Créer dans la continuité de Médard Bourgault : fidélité, pratiques, héritage
Peut-on encore créer « dans l’esprit de Médard Bourgault » sans renier notre époque ? La continuité avec un maître suppose-t-elle une fidélité au figuratif ? Une opposition à l’art contemporain ? Ou bien un engagement plus profond — esthétique, moral, spirituel ?
Ce texte propose une réflexion ouverte, ancrée dans les écrits de Médard Bourgault, son œuvre et les enjeux de la création actuelle.
1. Qu’est-ce que la « continuité artistique » ?

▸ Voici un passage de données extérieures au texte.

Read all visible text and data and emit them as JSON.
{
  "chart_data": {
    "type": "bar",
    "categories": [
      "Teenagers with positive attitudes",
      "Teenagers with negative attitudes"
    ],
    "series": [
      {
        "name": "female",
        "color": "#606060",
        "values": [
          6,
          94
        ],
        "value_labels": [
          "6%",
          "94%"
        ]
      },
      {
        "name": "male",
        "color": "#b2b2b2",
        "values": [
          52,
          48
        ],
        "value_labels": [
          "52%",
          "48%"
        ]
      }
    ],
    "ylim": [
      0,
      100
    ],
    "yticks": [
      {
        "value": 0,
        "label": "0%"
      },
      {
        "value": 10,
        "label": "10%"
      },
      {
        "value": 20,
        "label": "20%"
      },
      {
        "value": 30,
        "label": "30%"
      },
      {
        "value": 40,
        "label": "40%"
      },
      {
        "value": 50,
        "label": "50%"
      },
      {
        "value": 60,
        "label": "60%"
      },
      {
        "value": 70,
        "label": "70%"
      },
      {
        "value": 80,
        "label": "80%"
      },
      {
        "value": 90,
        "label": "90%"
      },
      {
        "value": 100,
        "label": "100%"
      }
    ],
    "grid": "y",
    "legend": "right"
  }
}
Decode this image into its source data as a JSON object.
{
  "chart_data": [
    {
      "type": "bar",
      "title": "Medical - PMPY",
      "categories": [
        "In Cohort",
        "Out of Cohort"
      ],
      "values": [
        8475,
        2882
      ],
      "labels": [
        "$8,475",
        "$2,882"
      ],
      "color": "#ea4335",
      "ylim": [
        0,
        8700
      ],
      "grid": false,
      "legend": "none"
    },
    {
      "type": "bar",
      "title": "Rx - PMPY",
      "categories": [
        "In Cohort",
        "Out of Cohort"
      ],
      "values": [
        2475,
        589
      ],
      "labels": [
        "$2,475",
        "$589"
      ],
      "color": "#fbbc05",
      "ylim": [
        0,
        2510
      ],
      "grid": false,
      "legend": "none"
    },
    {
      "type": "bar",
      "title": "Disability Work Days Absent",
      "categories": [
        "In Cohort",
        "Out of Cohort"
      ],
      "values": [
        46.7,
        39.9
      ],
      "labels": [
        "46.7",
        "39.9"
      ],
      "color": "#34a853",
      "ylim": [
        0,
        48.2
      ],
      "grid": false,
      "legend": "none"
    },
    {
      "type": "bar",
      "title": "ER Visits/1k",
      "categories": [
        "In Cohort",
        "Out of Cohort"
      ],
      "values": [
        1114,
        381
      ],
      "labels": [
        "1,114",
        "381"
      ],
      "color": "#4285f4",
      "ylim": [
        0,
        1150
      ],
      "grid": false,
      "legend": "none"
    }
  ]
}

Continuer une œuvre, ce n’est pas la copier. C’est transmettre un regard, une exigence, un rapport au monde. Médard Bourgault n’a jamais demandé à ses élèves de l’imiter. Il transmettait un idéal :
- Beauté,
- Justesse du geste,
- Respect du sujet (souvent sacré),
- Fidélité à l’intention.
Créer dans sa continuité, ce n’est pas figer son style — c’est prolonger son éthique.
2. Le figuratif comme socle, pas comme prison
Médard était figuratif. Il le revendiquait. Il critiquait les formes modernes qui, selon lui, défiguraient le sacré. Il écrivait :
« Je conseillerais à tous nos artistes de ne pas s’inspirer, de grâce, à toutes ces laides figures qui sont d’art moderne. »
Mais cette critique ne visait pas toute modernité. Il admirait Henri Charlier — sculpteur figuratif, mais novateur. La continuité avec Médard n’exclut donc pas la modernité, si elle reste fidèle au vrai, au beau, à l’humain.
👉 Un artiste peut créer dans sa lignée sans sculpter des saints — s’il respecte les valeurs fondamentales : lisibilité, sens, dignité.
3. Pratiques artistiques en continuité
Voici quelques repères concrets pour reconnaître une œuvre dans l’esprit de Bourgault :
- Bois local : Il défendait le merisier rouge, le chêne, le noyer. Rejeter les matériaux importés n’est pas nécessaire, mais valoriser ceux du territoire prolonge sa pensée.
- Sujet enraciné : Il sculptait les bâtisseurs, les pêcheurs, les saints de village. Choisir des sujets liés au peuple ou au territoire reste fidèle à son regard.
- Respect de la figure humaine : Ni abstraction totale, ni caricature. Médard insistait sur la lisibilité du regard, du geste, de l’émotion.
- Spiritualité implicite ou explicite : Même en dehors du religieux, une quête de sens traverse son œuvre.
4. Continuité ≠ imitation
Créer comme Médard ne veut pas dire faire du « Médard ». Ce serait trahir son désir d’authenticité. Il écrivait :
« La persévérance est la mère des grands bâtisseurs de pays. »
Autrement dit : trace ton propre chemin, mais avec rigueur, respect, et sincérité.
👉 Un jeune artiste qui sculpte des figures contemporaines, en bois local, avec une approche figurative expressive, dans un esprit humble et attentif — est dans sa continuité.
5. Pourquoi cette continuité a du sens aujourd’hui
Dans un monde où l’art devient parfois spéculatif, inaccessible ou désincarné, l’approche de Bourgault est un rappel : Créer, c’est transmettre. C’est bâtir. C’est relier.
Sa vision peut encore guider :
- Ceux qui veulent créer un art enraciné mais vivant,
- Ceux qui refusent de choisir entre tradition et expression personnelle,
- Ceux qui cherchent un langage du vrai.
Conclusion : un héritage vivant
Médard Bourgault ne nous lègue pas une école fermée, mais une exigence ouverte. Continuer son œuvre, c’est :
- Créer avec soin et vérité,
- Servir la beauté sans artifice,
- Respecter l’humain dans la matière.
Sa continuité n’est pas une ligne droite : c’est une fidélité en mouvement.